Hi, my name is Katharina Becker Hayslep and I am a PhD student specialising in osteoarchaeology. My PhD project (self-funded) focuses on the human remains found at Early Neolithic causewayed enclosures and is interested in exploring the funerary practices conducted at these sites. Using an osteobiographical approach, each skeleton and disarticulated bone is examined in detail, creating profiles for each individual and a comprehensive database of human remains from these sites.
I am also a PGR rep for Archaeology and occasionally organise student events.
I studied for a BA in Philosophy and Sociology at Exeter University before doing an MA in Translation at Exeter. After working in translation for a couple of years, I decided I wanted to do something that allowed me to continue to learn and develop so I took the opportunity to study MSc Archaeology at Southampton University. I loved it so much I decided to continue and pursue a PhD at Exeter University.

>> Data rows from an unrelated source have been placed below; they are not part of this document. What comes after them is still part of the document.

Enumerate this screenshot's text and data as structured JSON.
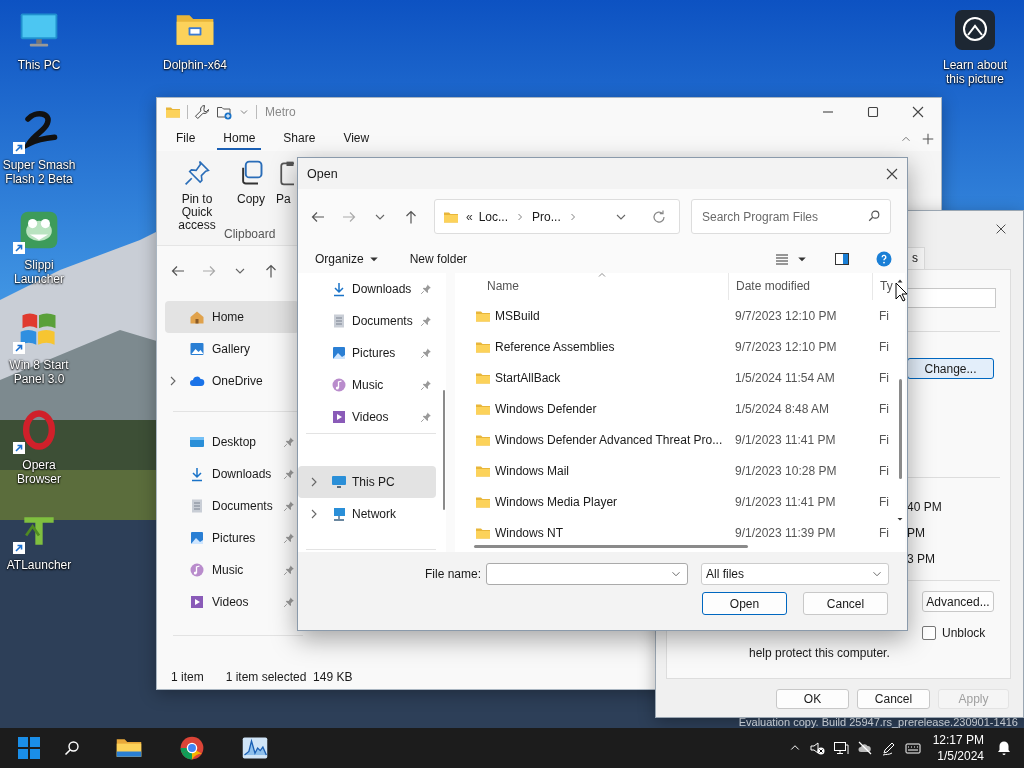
{
  "desktop": {
    "icons": [
      {
        "label": "This PC",
        "kind": "monitor",
        "shortcut": false
      },
      {
        "label": "Dolphin-x64",
        "kind": "folder",
        "shortcut": false
      },
      {
        "label": "Super Smash Flash 2 Beta",
        "kind": "swirl",
        "shortcut": true
      },
      {
        "label": "Slippi Launcher",
        "kind": "frog",
        "shortcut": true
      },
      {
        "label": "Win 8 Start Panel 3.0",
        "kind": "flag",
        "shortcut": true
      },
      {
        "label": "Opera Browser",
        "kind": "ring",
        "shortcut": true
      },
      {
        "label": "ATLauncher",
        "kind": "logo",
        "shortcut": true
      }
    ],
    "spotlight": {
      "label": "Learn about this picture"
    },
    "evaluation_notice": "Evaluation copy. Build 25947.rs_prerelease.230901-1416"
  },
  "explorer": {
    "title": "Metro",
    "ribbon_tabs": [
      {
        "label": "File",
        "selected": false
      },
      {
        "label": "Home",
        "selected": true
      },
      {
        "label": "Share",
        "selected": false
      },
      {
        "label": "View",
        "selected": false
      }
    ],
    "ribbon_commands": [
      {
        "label": "Pin to Quick access",
        "kind": "pin"
      },
      {
        "label": "Copy",
        "kind": "copy"
      },
      {
        "label": "Pa",
        "kind": "paste"
      }
    ],
    "ribbon_group": "Clipboard",
    "sidebar": {
      "groups": [
        {
          "items": [
            {
              "label": "Home",
              "kind": "home",
              "selected": true,
              "expandable": false,
              "pinned": false
            },
            {
              "label": "Gallery",
              "kind": "gallery",
              "selected": false,
              "expandable": false,
              "pinned": false
            },
            {
              "label": "OneDrive",
              "kind": "cloud",
              "selected": false,
              "expandable": true,
              "pinned": false
            }
          ]
        },
        {
          "items": [
            {
              "label": "Desktop",
              "kind": "desktop",
              "selected": false,
              "expandable": false,
              "pinned": true
            },
            {
              "label": "Downloads",
              "kind": "download",
              "selected": false,
              "expandable": false,
              "pinned": true
            },
            {
              "label": "Documents",
              "kind": "document",
              "selected": false,
              "expandable": false,
              "pinned": true
            },
            {
              "label": "Pictures",
              "kind": "picture",
              "selected": false,
              "expandable": false,
              "pinned": true
            },
            {
              "label": "Music",
              "kind": "music",
              "selected": false,
              "expandable": false,
              "pinned": true
            },
            {
              "label": "Videos",
              "kind": "video",
              "selected": false,
              "expandable": false,
              "pinned": true
            }
          ]
        }
      ]
    },
    "status_bar": {
      "item_count": "1 item",
      "selection": "1 item selected  149 KB"
    }
  },
  "properties": {
    "tab": "s",
    "change_button": "Change...",
    "times": [
      "40 PM",
      "PM",
      "3 PM"
    ],
    "advanced_button": "Advanced...",
    "unblock": {
      "label": "Unblock",
      "checked": false
    },
    "note": "help protect this computer.",
    "buttons": [
      {
        "label": "OK",
        "disabled": false
      },
      {
        "label": "Cancel",
        "disabled": false
      },
      {
        "label": "Apply",
        "disabled": true
      }
    ]
  },
  "open_dialog": {
    "title": "Open",
    "path_overflow": "«",
    "path": [
      "Loc...",
      "Pro..."
    ],
    "search": {
      "placeholder": "Search Program Files"
    },
    "commands": [
      "Organize",
      "New folder"
    ],
    "nav_pane": {
      "groups": [
        {
          "items": [
            {
              "label": "Downloads",
              "kind": "download",
              "selected": false,
              "expandable": false,
              "pinned": true
            },
            {
              "label": "Documents",
              "kind": "document",
              "selected": false,
              "expandable": false,
              "pinned": true
            },
            {
              "label": "Pictures",
              "kind": "picture",
              "selected": false,
              "expandable": false,
              "pinned": true
            },
            {
              "label": "Music",
              "kind": "music",
              "selected": false,
              "expandable": false,
              "pinned": true
            },
            {
              "label": "Videos",
              "kind": "video",
              "selected": false,
              "expandable": false,
              "pinned": true
            }
          ]
        },
        {
          "items": [
            {
              "label": "This PC",
              "kind": "pc",
              "selected": true,
              "expandable": true,
              "pinned": false
            },
            {
              "label": "Network",
              "kind": "network",
              "selected": false,
              "expandable": true,
              "pinned": false
            }
          ]
        }
      ]
    },
    "file_list": {
      "columns": [
        "Name",
        "Date modified",
        "Ty"
      ],
      "rows": [
        {
          "name": "MSBuild",
          "date": "9/7/2023 12:10 PM",
          "type": "Fi"
        },
        {
          "name": "Reference Assemblies",
          "date": "9/7/2023 12:10 PM",
          "type": "Fi"
        },
        {
          "name": "StartAllBack",
          "date": "1/5/2024 11:54 AM",
          "type": "Fi"
        },
        {
          "name": "Windows Defender",
          "date": "1/5/2024 8:48 AM",
          "type": "Fi"
        },
        {
          "name": "Windows Defender Advanced Threat Pro...",
          "date": "9/1/2023 11:41 PM",
          "type": "Fi"
        },
        {
          "name": "Windows Mail",
          "date": "9/1/2023 10:28 PM",
          "type": "Fi"
        },
        {
          "name": "Windows Media Player",
          "date": "9/1/2023 11:41 PM",
          "type": "Fi"
        },
        {
          "name": "Windows NT",
          "date": "9/1/2023 11:39 PM",
          "type": "Fi"
        }
      ]
    },
    "file_name_label": "File name:",
    "file_type": "All files",
    "buttons": [
      {
        "label": "Open",
        "default": true
      },
      {
        "label": "Cancel",
        "default": false
      }
    ]
  },
  "taskbar": {
    "apps": [
      {
        "kind": "folder"
      },
      {
        "kind": "browser"
      },
      {
        "kind": "monitor"
      }
    ],
    "clock": {
      "time": "12:17 PM",
      "date": "1/5/2024"
    }
  }
}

I am an osteoarchaeologist meaning I specialise in the study of human remains. I am particularly interested in using forensic and archaeothanatological methods to understand prehistoric funerary practices, in particular in the British Early Neolithic. I am also interested in the role that emotion plays in these contexts and how we can talk about emotion in a prehistoric setting at all. In general, my approach is influenced by my interest in sociology and philosophy; I am deeply motivated to tell compelling human stories rooted in evidence.

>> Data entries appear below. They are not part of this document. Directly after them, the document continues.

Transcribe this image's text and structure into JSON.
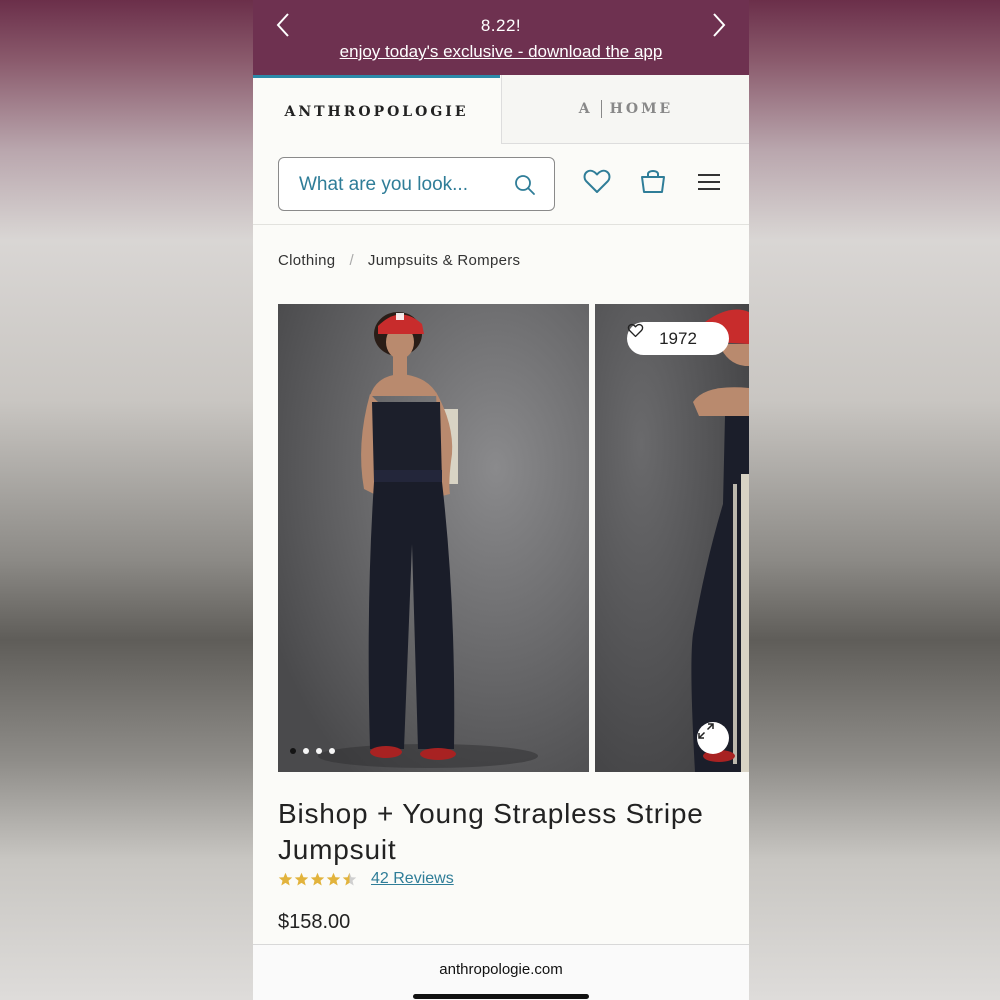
{
  "banner": {
    "title": "8.22!",
    "link_text": "enjoy today's exclusive - download the app",
    "background": "#6e3150"
  },
  "brand_tabs": {
    "primary": "ANTHROPOLOGIE",
    "secondary_left": "A",
    "secondary_right": "HOME"
  },
  "search": {
    "placeholder": "What are you look..."
  },
  "header_icons": [
    "heart-icon",
    "shopping-bag-icon",
    "hamburger-menu-icon"
  ],
  "breadcrumb": {
    "items": [
      "Clothing",
      "Jumpsuits & Rompers"
    ],
    "separator": "/"
  },
  "gallery": {
    "favorites_count": "1972",
    "image_count": 4,
    "active_image_index": 0
  },
  "product": {
    "title": "Bishop + Young Strapless Stripe Jumpsuit",
    "rating": 4.5,
    "reviews_label": "42 Reviews",
    "price": "$158.00",
    "accent_color": "#2f7d98",
    "star_color": "#e2b33c"
  },
  "browser": {
    "url": "anthropologie.com"
  }
}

I am currently working on the final stages of my PhD project (self-funded) which involves examining the human remains from Early Neolithic causewayed enclosures across southern England. The aim is, besides comprehensively cataloguing and analysing the remains using up-to-date methods, to assess the evidence for different kinds of funerary practices such as excarnation and compare the results to findings from long barrows. Given the relative frequency of articulated burials at these sites, I have taken the opportunity to write detailed osteobiographies for every individual deposited, including assessing their deposition context, age, sex, pathologies and published isotope analysis. This can give us a rich insight into Neolithic lifeways. The next stage is to analyse the data on the disarticulated remains and then compare everything to long barrows.
My supervisors are Dr. Laura Evis and Professor Alan Outram.
I have given several presentations at symposia and conferences:
- “Let them lie: One possible explanation for single inhumation burials in the Neolithic of the British Isles” at Exeter Humanities PGR Symposium Series, online, March 2021.
- “Causewayed Enclosures: A brief history of interpretation” at ‘Levelling up the British Neolithic’ conference run by the Neolithic Studies Group, online, 14th May 2022.
- “Does empathy have a place in archaeological endeavour? And if it does, what is it?” at the Ex Historia Conference, Exeter, 19th May 2022.
- “The Lives and Deaths of Children during the Neolithic: Three case studies from causewayed enclosures” at Ex Historia seminar series, Exeter, 3rd November 2022.
- "Osteobiography as a tool for exploring the vibrancy of human life: A prehistoric case study" at the Ex Historia Conference, Exeter, 10th May 2023.
- "Let them lie: An osteobiographical exploration of early Neolithic articulated bodies from causewayed enclosures in southern Britain" at the EAA conference in Belfast, 31st August 2023.